Dit betoog slaagt niet. De minister mag voor Duitsland in het algemeen uitgaan van het interstatelijk vertrouwensbeginsel. Het is aan eiser om aannemelijk te maken dat dit in zijn geval niet mag. Eiser is hier niet in geslaagd. Eiser heeft geen informatie overgelegd waaruit volgt dat sprake is van systematische gebreken in het Duitse asiel- en opvangsysteem. Duitsland garandeert bovendien met het claimakkoord dat de asielaanvraag van eiser in behandeling zal worden genomen en dat zijn situatie zal worden beoordeeld in lijn met de verschillende Europese richtlijnen op het gebied van asielrecht. Niet is gebleken dat de opvangsituatie voor eiser na overdracht in strijd zou zijn met de richtlijnen.

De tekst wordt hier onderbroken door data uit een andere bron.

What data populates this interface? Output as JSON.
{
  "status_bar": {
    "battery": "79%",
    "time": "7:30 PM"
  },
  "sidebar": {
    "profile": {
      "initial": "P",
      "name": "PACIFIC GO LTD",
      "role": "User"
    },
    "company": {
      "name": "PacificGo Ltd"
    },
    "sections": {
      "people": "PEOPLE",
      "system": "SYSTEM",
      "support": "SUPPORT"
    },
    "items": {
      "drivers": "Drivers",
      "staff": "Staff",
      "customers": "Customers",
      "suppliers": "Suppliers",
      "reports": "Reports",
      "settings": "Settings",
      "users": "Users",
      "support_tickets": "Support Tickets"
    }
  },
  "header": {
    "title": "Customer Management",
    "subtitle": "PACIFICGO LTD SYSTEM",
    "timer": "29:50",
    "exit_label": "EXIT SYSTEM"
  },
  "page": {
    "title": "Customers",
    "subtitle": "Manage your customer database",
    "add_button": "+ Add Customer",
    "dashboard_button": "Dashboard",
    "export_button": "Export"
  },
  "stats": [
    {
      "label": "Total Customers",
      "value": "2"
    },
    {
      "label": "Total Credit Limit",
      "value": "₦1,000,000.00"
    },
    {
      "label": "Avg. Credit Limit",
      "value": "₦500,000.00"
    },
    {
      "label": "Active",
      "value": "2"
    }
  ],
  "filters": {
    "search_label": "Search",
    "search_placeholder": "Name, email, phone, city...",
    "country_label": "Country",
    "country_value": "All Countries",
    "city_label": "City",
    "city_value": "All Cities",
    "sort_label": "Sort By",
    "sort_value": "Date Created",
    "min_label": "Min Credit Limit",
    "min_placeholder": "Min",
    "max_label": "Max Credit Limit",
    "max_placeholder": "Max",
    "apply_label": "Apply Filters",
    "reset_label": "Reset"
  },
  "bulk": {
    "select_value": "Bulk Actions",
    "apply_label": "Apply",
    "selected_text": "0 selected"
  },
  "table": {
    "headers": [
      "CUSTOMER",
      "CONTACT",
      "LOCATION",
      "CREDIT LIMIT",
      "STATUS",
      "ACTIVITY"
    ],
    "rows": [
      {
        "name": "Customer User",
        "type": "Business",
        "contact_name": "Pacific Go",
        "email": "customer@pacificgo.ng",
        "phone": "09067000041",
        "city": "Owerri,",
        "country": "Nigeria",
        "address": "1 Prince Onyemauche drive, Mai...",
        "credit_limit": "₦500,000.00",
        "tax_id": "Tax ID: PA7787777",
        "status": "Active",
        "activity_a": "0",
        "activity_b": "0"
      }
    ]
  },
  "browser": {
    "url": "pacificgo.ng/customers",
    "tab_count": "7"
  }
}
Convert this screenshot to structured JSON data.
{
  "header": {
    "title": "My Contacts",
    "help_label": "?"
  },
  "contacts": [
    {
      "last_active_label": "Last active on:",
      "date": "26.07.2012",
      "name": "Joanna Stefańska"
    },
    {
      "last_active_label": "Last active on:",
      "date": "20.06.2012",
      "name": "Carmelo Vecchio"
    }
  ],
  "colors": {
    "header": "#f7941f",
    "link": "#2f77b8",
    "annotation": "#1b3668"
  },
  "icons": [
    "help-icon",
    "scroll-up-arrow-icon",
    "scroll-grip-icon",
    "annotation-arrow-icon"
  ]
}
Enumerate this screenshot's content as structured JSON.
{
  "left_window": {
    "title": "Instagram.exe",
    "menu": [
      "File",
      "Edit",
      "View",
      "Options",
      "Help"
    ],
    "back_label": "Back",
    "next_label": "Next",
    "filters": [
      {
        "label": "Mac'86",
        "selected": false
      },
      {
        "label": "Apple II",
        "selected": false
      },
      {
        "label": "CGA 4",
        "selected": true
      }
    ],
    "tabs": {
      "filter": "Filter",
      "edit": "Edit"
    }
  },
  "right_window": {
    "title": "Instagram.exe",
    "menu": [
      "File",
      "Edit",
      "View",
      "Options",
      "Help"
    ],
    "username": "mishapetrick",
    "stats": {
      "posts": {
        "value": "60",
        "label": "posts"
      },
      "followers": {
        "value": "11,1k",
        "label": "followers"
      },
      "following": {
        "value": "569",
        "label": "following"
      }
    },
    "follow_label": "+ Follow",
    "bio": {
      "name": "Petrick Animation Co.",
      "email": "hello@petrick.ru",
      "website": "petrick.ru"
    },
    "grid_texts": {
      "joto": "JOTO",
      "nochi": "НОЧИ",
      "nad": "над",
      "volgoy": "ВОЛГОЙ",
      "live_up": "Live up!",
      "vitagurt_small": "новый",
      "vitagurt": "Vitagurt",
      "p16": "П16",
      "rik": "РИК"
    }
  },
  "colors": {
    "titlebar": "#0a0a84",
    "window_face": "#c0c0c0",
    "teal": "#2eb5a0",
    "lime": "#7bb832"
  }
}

Daarbij komt dat als eiser meent dat Duitsland in strijd handelt met Europese richtlijnen, hij hierover een klacht kan indienen bij de Duitse (hogere) autoriteiten. Niet is gebleken dat de Duitse autoriteiten eiser niet willen helpen of dat klagen onmogelijk of bij voorbaat zinloos is. Dat eisers melding bij de beveiliging van de opvang verder tot niets heeft geleid, wil niet zeggen dat de hogere autoriteiten hem niet willen helpen. Eiser had zich bijvoorbeeld ook tot de politie of andere hulporganisaties in Duitsland kunnen wenden als hij meent dat hij onvoldoende bescherming krijgt. Het is niet gebleken dat eiser deze opties heeft uitgeput.
Had de minister toepassing moeten geven aan artikel 17 van de Dublinverordening?
8. Eiser betoogt dat de minister de behandeling van zijn asielaanvraag onverplicht aan zich had moeten trekken op grond van artikel 17 van de Dublinverordening. Eiser verwijst in dit verband naar de argumenten zoals weergegeven onder 6.
8.1.
Dit betoog slaagt niet. De rechtbank is van oordeel dat de minister zich voldoende gemotiveerd op het standpunt heeft gesteld dat hij niet gehouden is de asielaanvraag van eiser niet onverplicht in behandeling te nemen op grond van artikel 17 van de Dublinverordening. De door eiser aangevoerde omstandigheden in Duitsland hebben betrekking op de vraag of er concrete aanwijzingen zijn dat Duitsland zijn internationale verplichtingen niet nakomt en de rechtbank heeft hiervoor onder 6.1 overwogen dat hier geen concrete aanwijzingen voor zijn. De minister heeft in het bestreden besluit terecht gewezen op het interstatelijk vertrouwensbeginsel en zich terecht op het standpunt gesteld dat ervan kan worden uitgegaan dat Duitsland de internationale verplichtingen nakomt. Eiser heeft verder geen bijzondere omstandigheden aangevoerd om van de overdracht aan Duitsland af te zien vanwege een onevenredige hardheid voor eiser.

Conclusie en gevolgen

9. Het beroep is ongegrond. Dat betekent dat het niet in behandeling nemen van de asielaanvraag in stand blijft en eiser aan Duitsland mag worden overgedragen. Eiser krijgt geen vergoeding van zijn proceskosten.

Beslissing

De rechtbank verklaart het beroep ongegrond.
Deze uitspraak is gedaan door mr. S. Kompier, rechter, in aanwezigheid van
mr. S.M. Hampsink, griffier.
De uitspraak is uitgesproken in het openbaar en bekendgemaakt op:
Bent u het niet eens met deze uitspraak?
Als u het niet eens bent met deze uitspraak, kunt u een brief sturen naar de Afdeling bestuursrechtspraak van de Raad van State waarin u uitlegt waarom u het er niet mee eens bent. Dit heet een beroepschrift. U moet dit beroepschrift indienen binnen 1 week na de dag waarop deze uitspraak is verzonden. U ziet deze datum hierboven.

Voetnoten

1.Artikel 8:57 van de Algemene wet bestuursrecht (Awb) maakt dat mogelijk.
2.Dit staat ook in artikel 30, eerste lid, van de Vreemdelingenwet 2000.
3.ABRvS 1 juli 2024, ECLI:NL:RVS:2024:2662.
4.ABRvS 23 november 2023, ECLI:NL:RVS:2023:4348.